2/07 2nd Amdt. Aided Civil Rights Movement

Second Amendment Freedoms Aided The Civil Rights Movement
By Ken Blackwell

Prominent and indispensable among our rights is the “right of the people to keep and bear arms.” Second Amendment rights, never to be infringed, were posited by our nation’s founders as among the most essential tenets of the free and just republic they sought to establish.

The empowering freedom of law-abiding citizens to keep and bear arms is particularly timely during Black History Month, for its role in the victory of civil rights for all is sorely overlooked.

As the nation reflects on the struggles and achievements of our African-American citizens, we must celebrate the actions of heroic civil rights activists known as the Deacons for Defense. In the fight for equality, these brave men utilized their right to bear arms to protect their families, possessions and liberties.

Unfortunately, these freedom fighters are seldom mentioned as an important part of African-American history.

Even prominent civil rights movement chronicler Taylor Branch gives the Deacons only passing mention in his three-volume work on the movement during the Rev. Martin Luther King, Jr. years.

In his 2004 book, The Deacons for Defense: Armed Resistance and the Civil Rights Movement, Tulane University history professor Lance Hill tells their story. Hill writes of how a group of southern working class black men advanced civil rights through direct action to protect members of local communities against harassment at schools and polling places, and to thwart the terror inflicted by the Ku Klux Klan. He argues that without the Deacon’s activities the civil rights movement may have come to a crashing halt.

The spring and summer of 1964 were landmark periods for civil rights. In growing numbers, Southerners marched against segregation. The battle over race lit Louisiana aflame. In response to civil rights activism, the Klan wreaked havoc on black neighborhoods, but soon found itself face-to-face with the Deacons.

Following a KKK night ride in Jonesboro, the Deacons approached the police chief who had led the parade and informed him that they were armed and unafraid of self-defense. The Klan never rode through Jonesboro again. Local cross burnings ceased when warning shots were fired as a Klansmen’s torch met a cross planted in front of a black minister’s home. The initial desegregation of Jonesboro High School was threatened by firemen who aimed hoses at black students attempting to enter the building. When four Deacons arrived and loaded their shotguns, the firemen left and the students entered unscathed. It was this series of efforts by the Deacons that caused the Klan to leave Jonesboro for good.

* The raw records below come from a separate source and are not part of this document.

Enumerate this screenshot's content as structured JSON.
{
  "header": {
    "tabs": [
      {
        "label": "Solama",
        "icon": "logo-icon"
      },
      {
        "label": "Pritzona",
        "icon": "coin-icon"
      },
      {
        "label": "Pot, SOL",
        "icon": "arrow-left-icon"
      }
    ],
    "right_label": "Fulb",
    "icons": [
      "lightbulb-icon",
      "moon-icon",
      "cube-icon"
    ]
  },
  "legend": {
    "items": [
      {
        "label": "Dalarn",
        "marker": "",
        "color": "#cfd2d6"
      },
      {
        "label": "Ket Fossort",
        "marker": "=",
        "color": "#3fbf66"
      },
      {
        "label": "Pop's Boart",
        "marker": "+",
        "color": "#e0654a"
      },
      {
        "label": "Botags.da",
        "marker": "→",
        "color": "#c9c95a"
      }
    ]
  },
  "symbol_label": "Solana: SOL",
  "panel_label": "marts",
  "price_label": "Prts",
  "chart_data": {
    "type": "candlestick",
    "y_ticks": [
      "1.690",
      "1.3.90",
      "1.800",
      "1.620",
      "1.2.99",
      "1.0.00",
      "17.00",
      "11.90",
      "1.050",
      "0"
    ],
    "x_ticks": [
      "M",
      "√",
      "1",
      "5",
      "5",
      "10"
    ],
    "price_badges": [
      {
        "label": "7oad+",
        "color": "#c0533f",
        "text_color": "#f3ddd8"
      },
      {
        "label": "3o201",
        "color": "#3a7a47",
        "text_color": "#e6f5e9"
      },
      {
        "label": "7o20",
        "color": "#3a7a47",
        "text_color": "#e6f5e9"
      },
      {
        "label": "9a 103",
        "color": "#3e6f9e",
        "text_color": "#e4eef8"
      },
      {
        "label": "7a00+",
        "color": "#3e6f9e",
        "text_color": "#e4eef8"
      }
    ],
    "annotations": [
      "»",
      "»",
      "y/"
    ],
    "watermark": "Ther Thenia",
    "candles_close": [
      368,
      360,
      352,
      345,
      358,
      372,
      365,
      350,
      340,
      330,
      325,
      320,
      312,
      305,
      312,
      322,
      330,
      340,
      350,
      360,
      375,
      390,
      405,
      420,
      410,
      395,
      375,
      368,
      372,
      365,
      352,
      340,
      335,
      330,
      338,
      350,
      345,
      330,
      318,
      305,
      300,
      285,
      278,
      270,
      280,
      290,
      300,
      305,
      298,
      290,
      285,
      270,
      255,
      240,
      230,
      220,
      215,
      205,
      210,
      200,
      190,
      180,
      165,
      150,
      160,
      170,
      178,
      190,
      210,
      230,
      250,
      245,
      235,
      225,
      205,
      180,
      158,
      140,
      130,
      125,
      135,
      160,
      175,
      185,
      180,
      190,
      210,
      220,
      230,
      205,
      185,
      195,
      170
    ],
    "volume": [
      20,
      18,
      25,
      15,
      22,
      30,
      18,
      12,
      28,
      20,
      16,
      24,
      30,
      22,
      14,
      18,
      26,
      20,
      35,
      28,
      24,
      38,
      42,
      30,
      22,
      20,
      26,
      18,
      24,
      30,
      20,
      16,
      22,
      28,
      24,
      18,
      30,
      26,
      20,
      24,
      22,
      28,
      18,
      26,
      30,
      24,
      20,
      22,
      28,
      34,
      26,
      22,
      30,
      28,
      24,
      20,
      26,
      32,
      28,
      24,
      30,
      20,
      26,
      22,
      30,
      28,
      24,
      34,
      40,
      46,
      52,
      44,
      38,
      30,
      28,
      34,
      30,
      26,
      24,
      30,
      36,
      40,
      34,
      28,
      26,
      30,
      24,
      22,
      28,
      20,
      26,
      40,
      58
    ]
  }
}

Similar work in Bogalusa, Louisiana drove the KKK out of that town as well, and led to a turning point in the civil rights movement. Acting as private citizens in lawful employment of their constitutional rights, the Deacons demonstrated the real social impact of the freedoms our nation’s founders held dear.

As legendary civil rights leader Roy Innis recently said to me, the Deacons forced the Klan to re-evaluate their actions and often change their undergarments.

Their actions in the mid 1960s had perhaps more impact on the progress of civil rights than did President Eisenhower’s 1957 dispatching of troops to Central High School in Little Rock, Arkansas.

That gun rights have played such a pivotal role in racial equality makes the historical correlation between gun control and discriminatory policies unsurprising. From their beginnings, gun control measures have worked to create legal disparities, granting unequal rights to members of various socioeconomic groups.

In fact, restrictive gun laws have long been employed to the benefit of a select elite while circumscribing the liberty of populations less popular or less powerful.

Gun control measures, from the slave gun bans of the 1700s South to the Brady Bill regulations of the 1990s have unfairly targeted black Americans and have worked to curtail a disproportionate number of their constitutional rights. Access to firearms was understood by our founders and many early American jurists as an essential aspect of full US citizenship, and it was for this reason that the Black Codes established after the ratification of the Thirteenth Amendment — which constitutionally abolished slavery — prevented black freemen from owning guns.

In prohibiting blacks from exercising the freedoms granted other Americans in the Second Amendment, the Black Codes emphasized the notion that African-Americans were not true citizens with full human rights. This point was raised by the Majority in Dred Scott v. Sanford in defense of the institution of slavery. By the 1870’s, preventing Blacks from having access to guns had become one of the primary goals of the Ku Klux Klan.

As Gun Owners of America President Larry Pratt shared with me this summer and wrote in 2004 regarding the Deacons, the history of gun control appears to have been one of controlling people rather than reducing violence.

Examining both our nation’s constitution and the history of gun rights in America, the right to keep and bear arms has been at the forefront of our nation’s march to liberty and equality. The Second Amendment, which empowers Americans to embrace all of the freedoms and responsibilities their citizenship entails, has been the catalyst of tremendous social progress. While some may dismiss the centrality of gun ownership to “progressive” ideals, groups such as the Deacons for Defense have shown us that a citizenry understanding of their rights to bear arms is one likely to understand and defend our basic civil rights and the principles of equality and freedom.

Ken Blackwell is the former Secretary of State of Ohio.